Potassium polyacrylate
- Names: IUPAC name Poly(potassium prop-2-enoate)

Identifiers
- CAS Number: 25608-12-2;
- ECHA InfoCard: 100.118.160
- EC Number: 607-755-0;
- CompTox Dashboard (EPA): DTXSID801011074 ;

Properties
- Chemical formula: (C_{3}H_{3}KO_{2})_{n}
- Molar mass: Variable

= Potassium polyacrylate =

Potassium polyacrylate is a potassium salt of polyacrylic acid with the chemical formula [−CH_{2}−CH(CO_{2}K)−]_{n.} As a type of superabsorbent polymer, it can absorb hundreds of times its original weight in purified water.

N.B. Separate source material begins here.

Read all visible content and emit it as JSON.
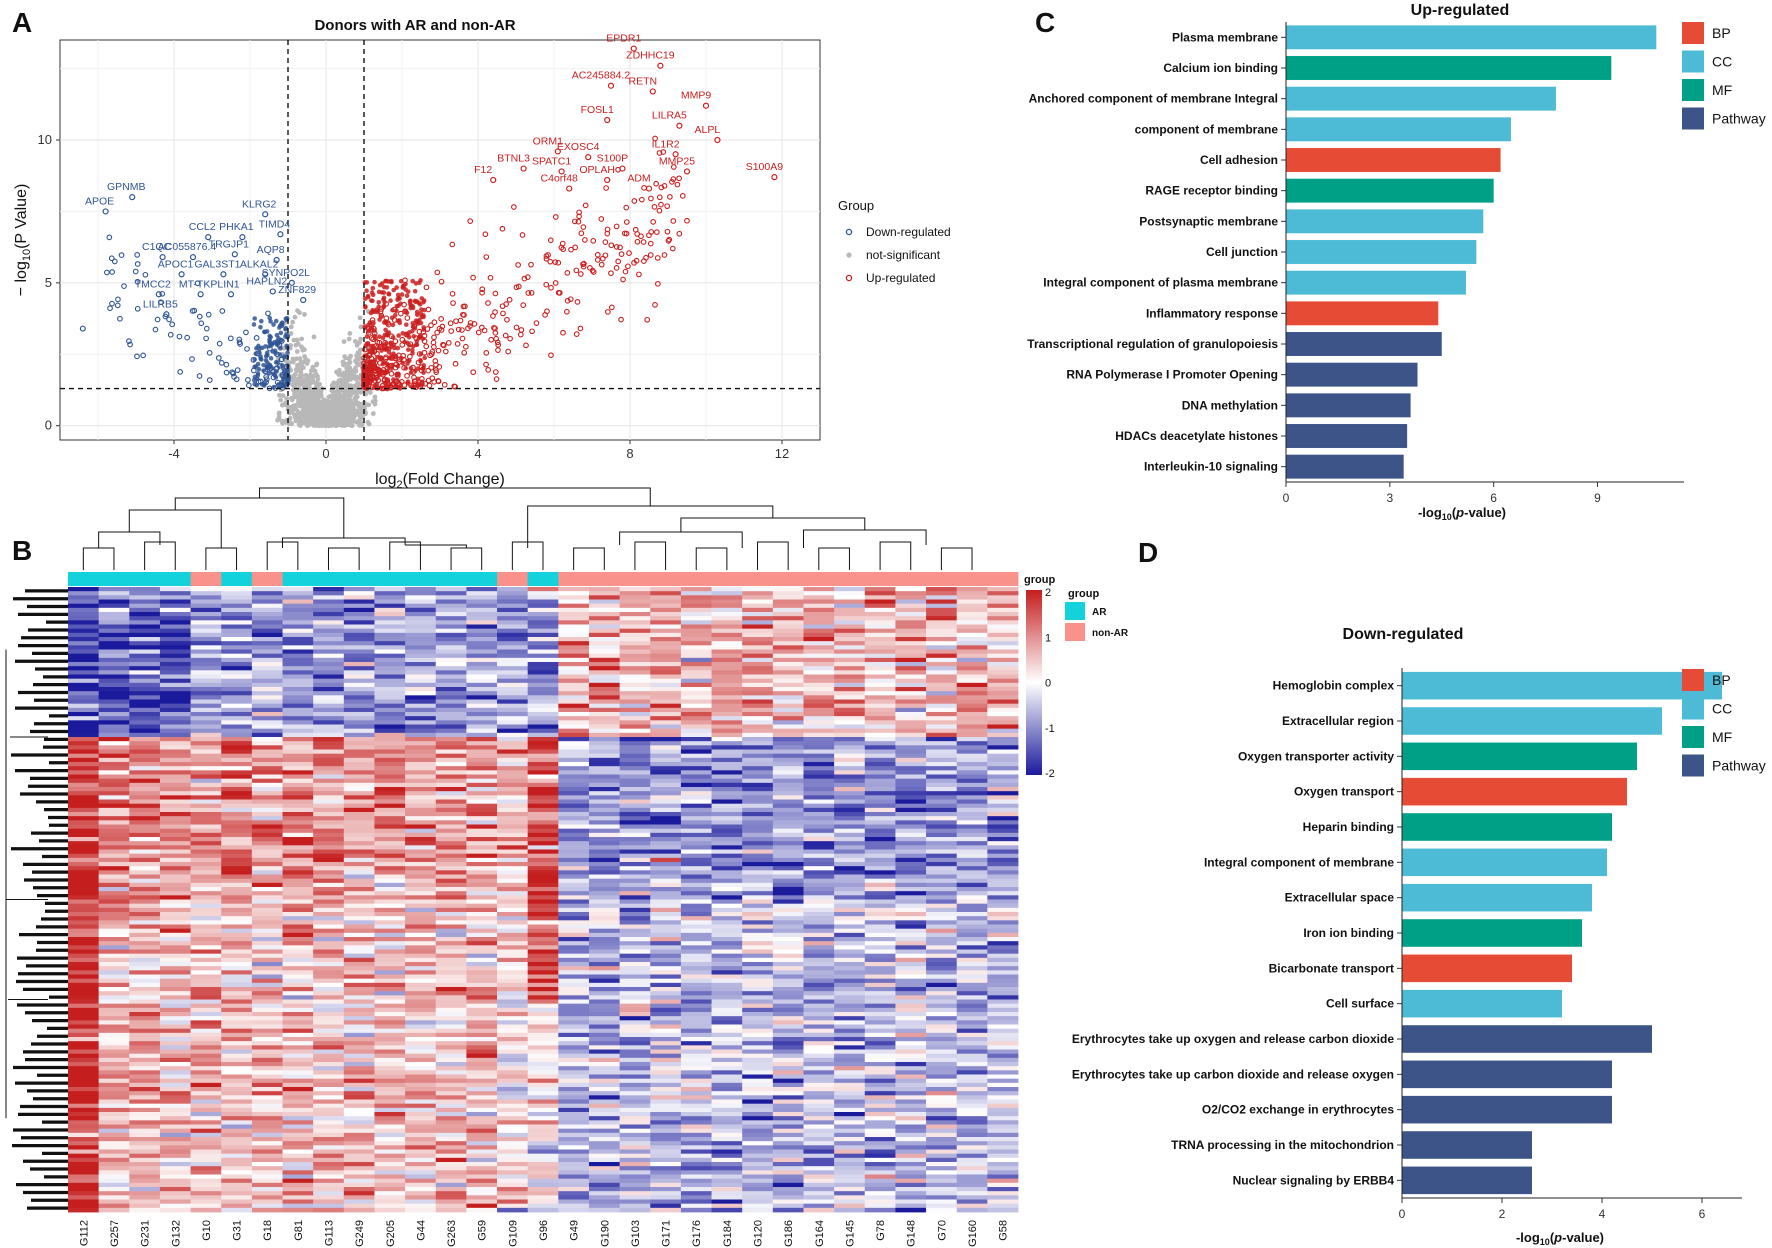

Different from sodium polyacrylate, potassium polyacrylate can be used as a water retaining agent in agriculture and won't cause soil salinization.
== Environmental and Human Hazard ==

Potassium polyacrylate may cause severe eye irritation, and should not be released into the environment.

== Uses ==

=== Water retaining agent ===
As a type of superabsorbent polymer for plants (Ag-SAP), potassium polyacrylate can increase moisture availability to plants.

It mixes with soil to increase the soil’s capacity for holding water (with water gel form it can stay in soil for months) and making it available to plants. This improved soil readily releases moisture, along with water-soluble nutrients, to plant roots on demand. The specific retention of potassium polyacrylate is weaker than roots of most plants.

There are claims it can be used in seed coating, grow seedlings, planting crops, topdressing for crops, planting/transplanting trees, flower transport etc.

==== Mechanism ====

Potassium polyacrylate works similar to a sponge under the soil surface. It is composed of a set of polymeric chains, which are linked together chemically to become a water-insoluble matrix that gently attracts and holds water molecules. The immense size and weight of its molecular structure allows each potassium polyacrylate granule to absorb purified water over 500 times its dry weight.

The polyacrylate structure does not bind water very tightly - a plant's root suction is sufficient to release just the requested amount - but tightly enough to prevent waterlogging or other ill effects caused by free water filling air cavities in the soil.

Potassium polyacrylate absorbs and releases soil nutrients, water-soluble fertilizer and chemicals much in the same manner as water. It has been alleged that this creates a healthy microenvironment in the plant root zone, and maximizes plant growth by reducing plant stress, with the result of faster germination, quicker emergence of seeds, consistent growth and higher, better-quality yields of edibles with less water and fewer inputs.

As a soil amendment, potassium polyacrylate can improve the soil water holding capacity.